Przez pięć lat wyłudzili od ludzi ponad 12 milionów złotych. Szef szajki kierował wszystkimi operacjami z Anglii. Został zatrzymany i jest już w rękach polskich śledczych. Odpowie za oszukanie 231 osób, większość z nich metodą "na wypadek".
Zatrzymany mężczyzna, Maciej W., był ścigany Europejskim Nakazem Aresztowania. Odpowie za udział w ponad 200 przestępstwach.
Nad sprawą działającej w kilku europejskich krajach grupy oszustów od siedmiu lat pracowali prokuratorzy z Prokuratury Okręgowej w Gliwicach wraz z kryminalnymi z komendy wojewódzkiej w Katowicach. Główny podejrzany został zatrzymany dzięki współpracy z Komendą Główną Policji w Warszawie i organami ścigania wielu krajów - zaznaczyli śledczy.
W 2017 r. policjanci z Wydziału Kryminalnego KWP w Katowicach ustalili, że na terenie całej Polski działa zorganizowana grupa przestępcza, zajmująca się oszustwami metodą "na wypadek". Podczas rozmów telefonicznych z wytypowanymi osobami oszuści podawali się za członka rodziny, a następnie informowali, że spowodowali śmiertelny wypadek drogowy.
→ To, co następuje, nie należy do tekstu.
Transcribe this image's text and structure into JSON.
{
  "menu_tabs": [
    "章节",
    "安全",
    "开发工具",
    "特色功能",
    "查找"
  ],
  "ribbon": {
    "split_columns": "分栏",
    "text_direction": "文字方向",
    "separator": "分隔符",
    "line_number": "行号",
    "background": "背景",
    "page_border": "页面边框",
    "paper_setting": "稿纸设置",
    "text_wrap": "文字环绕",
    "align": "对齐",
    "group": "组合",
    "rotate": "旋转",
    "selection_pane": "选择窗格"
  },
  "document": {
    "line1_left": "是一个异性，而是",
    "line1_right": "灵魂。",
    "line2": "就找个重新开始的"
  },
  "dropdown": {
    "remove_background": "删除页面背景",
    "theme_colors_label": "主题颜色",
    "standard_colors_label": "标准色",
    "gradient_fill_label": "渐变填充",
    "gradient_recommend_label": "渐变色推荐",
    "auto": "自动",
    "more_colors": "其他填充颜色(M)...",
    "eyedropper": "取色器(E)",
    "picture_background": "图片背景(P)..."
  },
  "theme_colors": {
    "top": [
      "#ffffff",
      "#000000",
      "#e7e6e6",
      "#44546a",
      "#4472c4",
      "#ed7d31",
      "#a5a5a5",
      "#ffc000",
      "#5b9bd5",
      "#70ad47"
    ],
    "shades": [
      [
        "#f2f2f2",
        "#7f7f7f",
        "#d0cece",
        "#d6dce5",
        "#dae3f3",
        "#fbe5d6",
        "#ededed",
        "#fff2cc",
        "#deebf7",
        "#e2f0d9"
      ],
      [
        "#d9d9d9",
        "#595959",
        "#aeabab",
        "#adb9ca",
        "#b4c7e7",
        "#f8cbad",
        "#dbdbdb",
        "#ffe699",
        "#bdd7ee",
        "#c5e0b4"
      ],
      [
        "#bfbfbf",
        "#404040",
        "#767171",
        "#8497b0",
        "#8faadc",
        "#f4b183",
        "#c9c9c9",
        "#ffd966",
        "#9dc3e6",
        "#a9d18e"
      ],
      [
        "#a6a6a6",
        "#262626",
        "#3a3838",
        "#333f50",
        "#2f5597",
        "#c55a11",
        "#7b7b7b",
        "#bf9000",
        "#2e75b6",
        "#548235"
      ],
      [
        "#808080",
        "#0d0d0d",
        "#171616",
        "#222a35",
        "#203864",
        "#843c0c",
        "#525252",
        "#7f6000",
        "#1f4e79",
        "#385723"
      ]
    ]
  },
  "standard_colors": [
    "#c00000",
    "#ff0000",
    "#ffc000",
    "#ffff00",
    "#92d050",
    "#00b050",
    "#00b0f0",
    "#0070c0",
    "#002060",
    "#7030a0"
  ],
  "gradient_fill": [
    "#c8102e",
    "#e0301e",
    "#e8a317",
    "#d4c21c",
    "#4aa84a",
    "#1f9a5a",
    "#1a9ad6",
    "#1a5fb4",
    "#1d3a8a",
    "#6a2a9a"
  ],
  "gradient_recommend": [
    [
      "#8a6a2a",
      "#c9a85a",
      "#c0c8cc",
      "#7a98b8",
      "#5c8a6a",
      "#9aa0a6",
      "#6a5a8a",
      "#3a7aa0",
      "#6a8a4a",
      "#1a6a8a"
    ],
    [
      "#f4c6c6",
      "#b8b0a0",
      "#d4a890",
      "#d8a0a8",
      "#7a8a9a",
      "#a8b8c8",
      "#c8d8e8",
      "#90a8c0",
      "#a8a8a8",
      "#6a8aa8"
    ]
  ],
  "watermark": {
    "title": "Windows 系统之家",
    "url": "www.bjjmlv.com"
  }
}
Przekonywali, że aby mogli uniknąć aresztowania, konieczne jest wpłacenie kaucji kurierowi wysłanemu z prokuratury lub policji. Do prowadzonej rozmowy włączała się inna osoba, przedstawiająca się jako policjant bądź prokurator, która potwierdzała informację o wypadku drogowym i konieczności wpłacenia pieniędzy.
Śledczy ustalili lidera grupy - Macieja W. oraz kilkudziesięciu kurierów, odbierających pieniądze od oszukanych, a także pośredników, którzy wywozili wyłudzoną gotówkę za granicę. Okazało się, że w 2022 r. oszuści rozszerzyli teren działania na Europę Zachodnią, dlatego policjanci nawiązali współpracę ze służbami w Niemczech, Czechach, Francji, Holandii, Szwajcarii oraz Wielkiej Brytanii.
"Maciej W. został zatrzymany na podstawie Europejskiego Nakazu Aresztowania w Wielkiej Brytanii, skąd kierował działaniami grupy wyłącznie za pośrednictwem łączności telefonicznej. Po przeprowadzonej procedurze ekstradycyjnej, 14 listopada 2024 roku został on przekazany polskim organom ścigania" - podała rzeczniczka gliwickiej prokuratury Karina Spruś.
Prokuratura Okręgowa w Gliwicach prowadzi także kolejne śledztwo, obejmujące okres przestępczej działalności Macieja W. od października 2021 do czerwca 2022 r., w którym podejrzanemu zarzuca udział w kolejnych kilkudziesięciu przestępstwach. W obu postępowaniach, które obejmują okres przestępczej działalności Macieja W. od listopada 2017 do czerwca 2022 r. podejrzanemu zarzucono udział w co najmniej 207 przestępstwach. Dotyczą one założenia i kierowania zorganizowaną grupą przestępczą, uczynienia sobie z popełnianych oszustw stałego źródła dochodu, prania brudnych pieniędzy, a także gróźb karalnych. Śledczy ustalili łącznie 231 pokrzywdzonych, od których oszuści wyłudzili ponad 12,5 mln zł.